Summarizing, ISPR reactive extraction using liquid-liquid centrifuges possesses some inherent advantages compared to the application of hollow fiber modules which include:

  1. i.

    higher robustness, i.e., reactive extraction system stability is not at risk when pressure changes/peaks occur (as it can happen while using hollow fiber modules for reactive extraction),

  2. ii.

    ‘easy’ handling, because preparation and operation of the centrifuges is simpler compared to the hollow fiber modules,

  3. iii.

    higher profitability, because a three-fold higher product permeability is achieved, thus reducing the investment costs compared to the relatively expensive membrane-based approach which has the inherent additional disadvantage of limited membrane lifetime,

  4. iv.

    and facilitated system scale-up, because centrifugal extractors are available in different, optimized scale-up sizes (actually the smallest type was used here) while the necessary increase of membrane area would mainly be achieved by the parallel installation of various modules, thus raising the technical complexity manifold.
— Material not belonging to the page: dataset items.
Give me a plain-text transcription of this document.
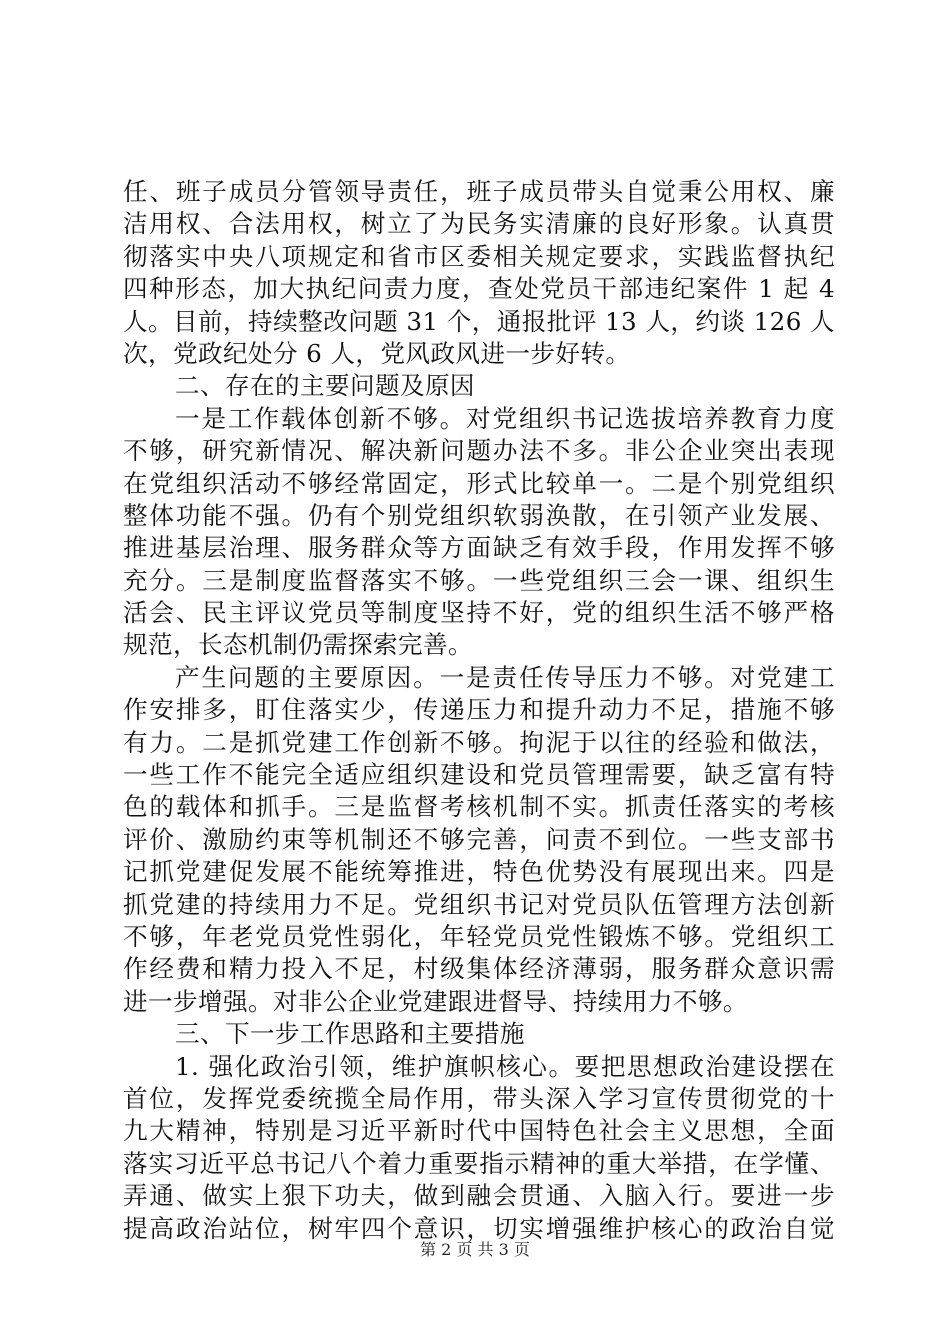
任、班子成员分管领导责任，班子成员带头自觉秉公用权、廉
洁用权、合法用权，树立了为民务实清廉的良好形象。认真贯
彻落实中央八项规定和省市区委相关规定要求，实践监督执纪
四种形态，加大执纪问责力度，查处党员干部违纪案件 1 起 4
人。目前，持续整改问题 31 个，通报批评 13 人，约谈 126 人
次，党政纪处分 6 人，党风政风进一步好转。
二、存在的主要问题及原因
一是工作载体创新不够。对党组织书记选拔培养教育力度
不够，研究新情况、解决新问题办法不多。非公企业突出表现
在党组织活动不够经常固定，形式比较单一。二是个别党组织
整体功能不强。仍有个别党组织软弱涣散，在引领产业发展、
推进基层治理、服务群众等方面缺乏有效手段，作用发挥不够
充分。三是制度监督落实不够。一些党组织三会一课、组织生
活会、民主评议党员等制度坚持不好，党的组织生活不够严格
规范，长态机制仍需探索完善。
产生问题的主要原因。一是责任传导压力不够。对党建工
作安排多，盯住落实少，传递压力和提升动力不足，措施不够
有力。二是抓党建工作创新不够。拘泥于以往的经验和做法，
一些工作不能完全适应组织建设和党员管理需要，缺乏富有特
色的载体和抓手。三是监督考核机制不实。抓责任落实的考核
评价、激励约束等机制还不够完善，问责不到位。一些支部书
记抓党建促发展不能统筹推进，特色优势没有展现出来。四是
抓党建的持续用力不足。党组织书记对党员队伍管理方法创新
不够，年老党员党性弱化，年轻党员党性锻炼不够。党组织工
作经费和精力投入不足，村级集体经济薄弱，服务群众意识需
进一步增强。对非公企业党建跟进督导、持续用力不够。
三、下一步工作思路和主要措施
1. 强化政治引领，维护旗帜核心。要把思想政治建设摆在
首位，发挥党委统揽全局作用，带头深入学习宣传贯彻党的十
九大精神，特别是习近平新时代中国特色社会主义思想，全面
落实习近平总书记八个着力重要指示精神的重大举措，在学懂、
弄通、做实上狠下功夫，做到融会贯通、入脑入行。要进一步
提高政治站位，树牢四个意识，切实增强维护核心的政治自觉
第 2 页 共 3 页
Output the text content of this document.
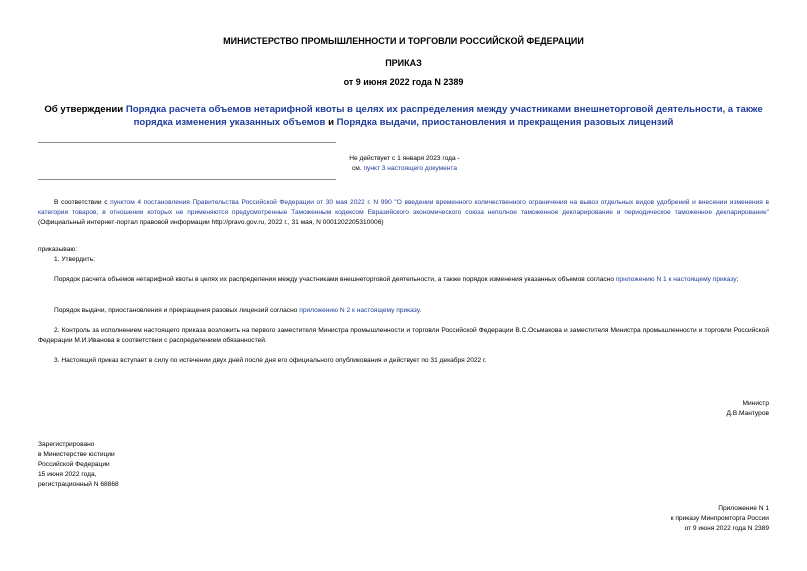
МИНИСТЕРСТВО ПРОМЫШЛЕННОСТИ И ТОРГОВЛИ РОССИЙСКОЙ ФЕДЕРАЦИИ
ПРИКАЗ
от 9 июня 2022 года N 2389
Об утверждении Порядка расчета объемов нетарифной квоты в целях их распределения между участниками внешнеторговой деятельности, а также порядка изменения указанных объемов и Порядка выдачи, приостановления и прекращения разовых лицензий
Не действует с 1 января 2023 года -
см. пункт 3 настоящего документа
В соответствии с пунктом 4 постановления Правительства Российской Федерации от 30 мая 2022 г. N 990 "О введении временного количественного ограничения на вывоз отдельных видов удобрений и внесении изменения в категории товаров, в отношении которых не применяются предусмотренные Таможенным кодексом Евразийского экономического союза неполное таможенное декларирование и периодическое таможенное декларирование" (Официальный интернет-портал правовой информации http://pravo.gov.ru, 2022 г., 31 мая, N 0001202205310006)
приказываю:
1. Утвердить:
Порядок расчета объемов нетарифной квоты в целях их распределения между участниками внешнеторговой деятельности, а также порядок изменения указанных объемов согласно приложению N 1 к настоящему приказу;
Порядок выдачи, приостановления и прекращения разовых лицензий согласно приложению N 2 к настоящему приказу.
2. Контроль за исполнением настоящего приказа возложить на первого заместителя Министра промышленности и торговли Российской Федерации В.С.Осьмакова и заместителя Министра промышленности и торговли Российской Федерации М.И.Иванова в соответствии с распределением обязанностей.
3. Настоящий приказ вступает в силу по истечении двух дней после дня его официального опубликования и действует по 31 декабря 2022 г.
Министр
Д.В.Мантуров
Зарегистрировано
в Министерстве юстиции
Российской Федерации
15 июня 2022 года,
регистрационный N 68868
Приложение N 1
к приказу Минпромторга России
от 9 июня 2022 года N 2389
If this ISPR approach is compared to the best L-phe process results published so far [14, 40], the ISPR process (product titer: 45.5 g/l (calculated), 60 g/l (acceptor phase); L-phe/glucose yield: 18.6 mol%; space-time yield: 0.91 g/(l*h)) is superior to the data of Konstantinov et al. [40] (product titer 46 g/l; L-phe/glucose yield: 17.4 mol%; space-time yield: 0.85 g/(l*h)) while it does not yet achieve the results of Backman et al. [14] who used a specially designed feedback resistant mutant (product titer: 50 g/l; L-phe/glucose yield: 25 mol%; space-time yield: 1.39 g/(l*h)). However, it is noteworthy, that only by application of the ISPR process, E. coli F-4/pF81 achieved competitive results and, at the same time, offers an effective downstream processing technology which was typically neglected during all previous non-ISPR studies. Hence, ISPR processes using liquid-liquid centrifuges for reactive extraction represent an interesting tool for the on-line (cation) separation of inhibitory products.